Every wedding is different, which means that the planning, style, and logistics differ considerably for each. To make your hotel wedding friendly, have several customizable wedding packages that incorporate all your offerings as much as possible.

Some couples will have already booked their ceremony and reception venues by the time they find you online—but they can still fall in love with your hotel’s interior design or flower garden and want to have their wedding photos taken there. Offer a photo-only package that lets them rent the grounds for a few hours for this very purpose.

Some couples may forgo a reception altogether but are still looking for a special place to stay after making it official. Let them know you have a premium suite for them, complete with romantic goodies for two.

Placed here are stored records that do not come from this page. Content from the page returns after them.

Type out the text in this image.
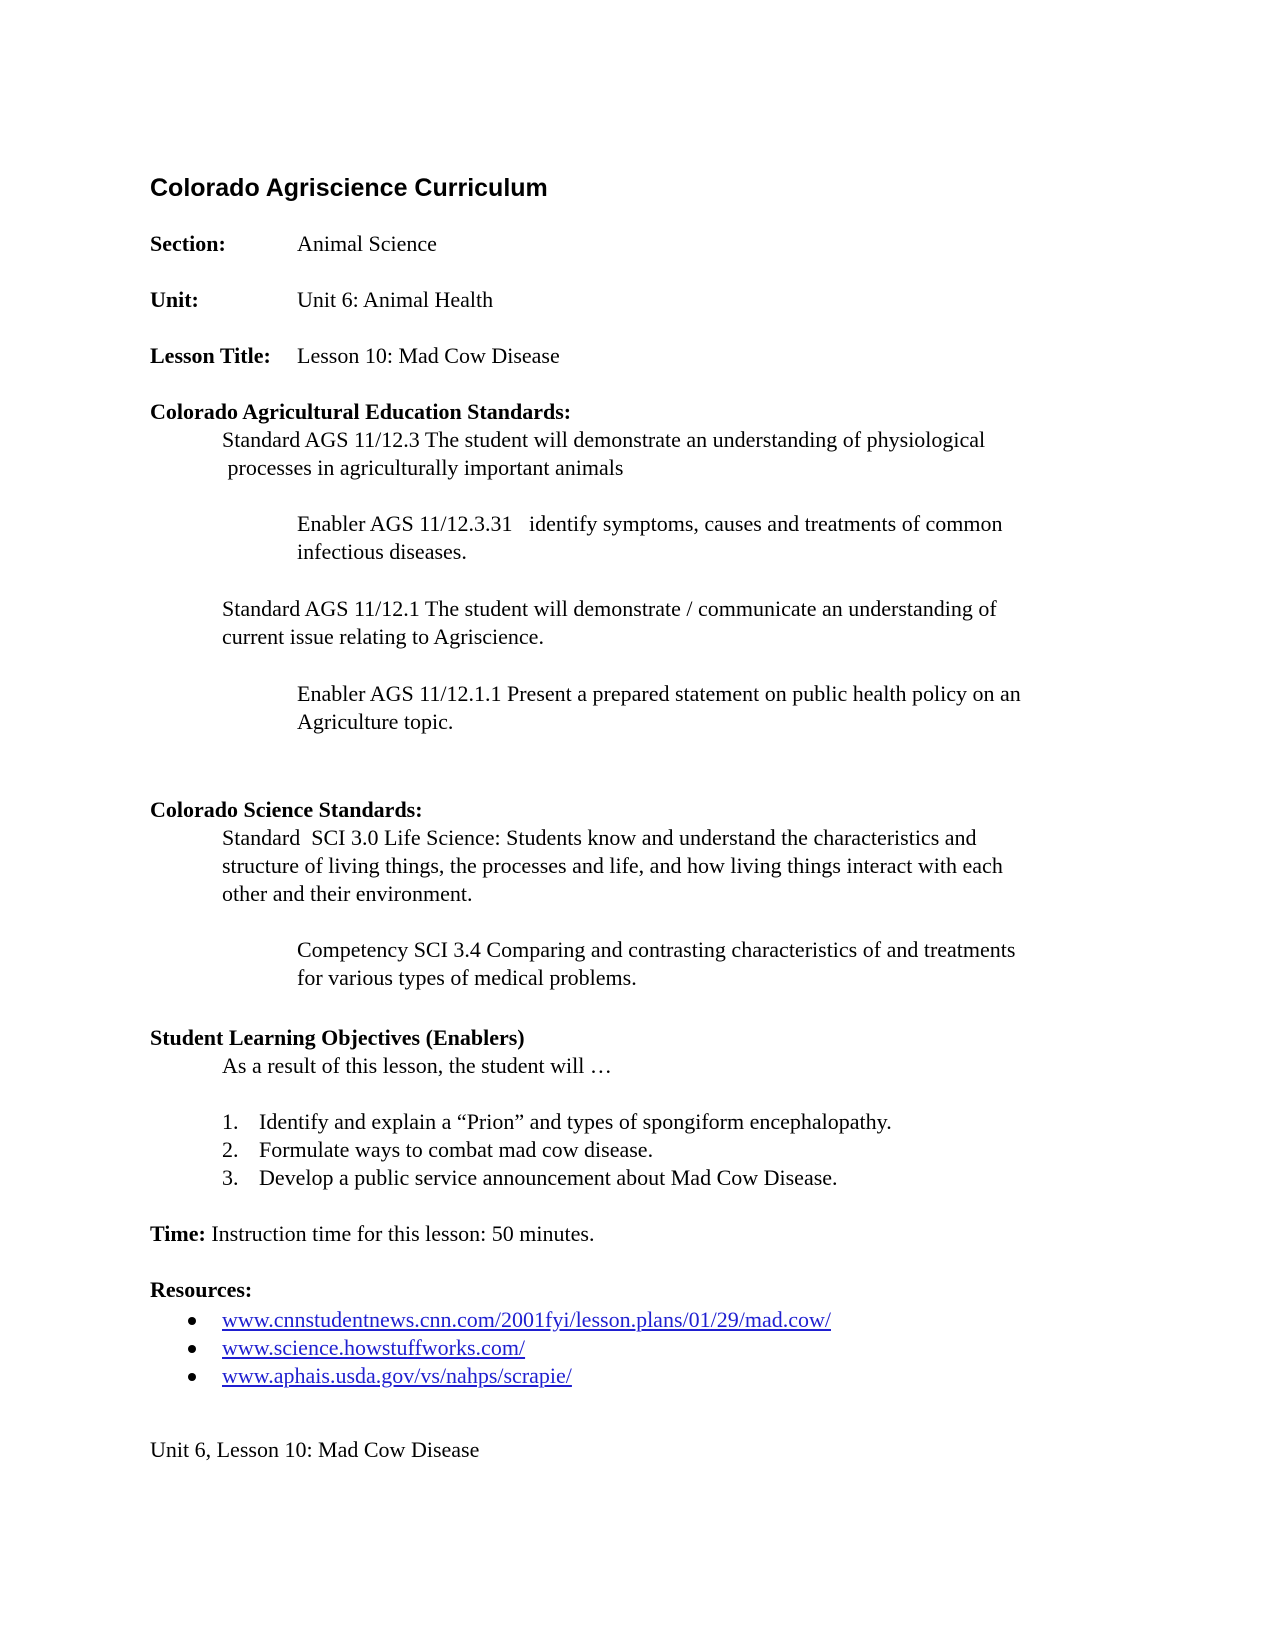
Colorado Agriscience Curriculum
Section:	Animal Science
Unit:	Unit 6: Animal Health
Lesson Title: Lesson 10: Mad Cow Disease
Colorado Agricultural Education Standards:
Standard AGS 11/12.3 The student will demonstrate an understanding of physiological
processes in agriculturally important animals
Enabler AGS 11/12.3.31   identify symptoms, causes and treatments of common
infectious diseases.
Standard AGS 11/12.1 The student will demonstrate / communicate an understanding of
current issue relating to Agriscience.
Enabler AGS 11/12.1.1 Present a prepared statement on public health policy on an
Agriculture topic.
Colorado Science Standards:
Standard  SCI 3.0 Life Science: Students know and understand the characteristics and
structure of living things, the processes and life, and how living things interact with each
other and their environment.
Competency SCI 3.4 Comparing and contrasting characteristics of and treatments
for various types of medical problems.
Student Learning Objectives (Enablers)
As a result of this lesson, the student will …
1. Identify and explain a “Prion” and types of spongiform encephalopathy.
2. Formulate ways to combat mad cow disease.
3. Develop a public service announcement about Mad Cow Disease.
Time: Instruction time for this lesson: 50 minutes.
Resources:
www.cnnstudentnews.cnn.com/2001fyi/lesson.plans/01/29/mad.cow/
www.science.howstuffworks.com/
www.aphais.usda.gov/vs/nahps/scrapie/
Unit 6, Lesson 10: Mad Cow Disease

And then there’s the couple looking for the full package. They’ll need to know about everything—parking logistics, services provided, the number of rooms they can block off for their friends and relatives, whether there are in-house catering and spacious grounds for an outdoor ceremony, and what recommendations you have for out-of-town guests.

Focus on amenities

Weddings are a lot of work and can be very stressful for those planning and executing the perfect event. Leverage your current assets to show how you can lighten the load and ease the stress.

A complimentary breakfast will save the wedding party from having to go out and forage on their own. Spa facilities can help them unwind after the rehearsal dinner. And every extra little convenience counts: Is there an on-site chapel with a private room to the side where the bride can get ready? How about an in-suite fridge for keeping corsages and boutonnieres fresh during the warmer months?

Highlight your offerings to show that you can meet a couple’s every wedding need—even those they didn’t know they had.

Make couples feel special 

We’ve all heard it before: A wedding is the most important day of a person’s life. Treat it like it is, and help make the day special by going above and beyond. The smallest gestures can make the biggest difference. Whether it’s with a complimentary bottle of wine and select chocolates or fresh flowers and a hand-written note in the couple’s rooms, acknowledge the importance of their big day in your own way.

You’d be amazed by how few of your competitors do this. And trust me, couples notice. And they often take to social media and review sites to share their experience, especially this digital-savvy generation. So be proactive and strategic. Chances are good that they’ll speak of these thoughtful gestures to their wedding parties, parents, and the whole world. It may just be the best advertising you ever receive. And it’s free.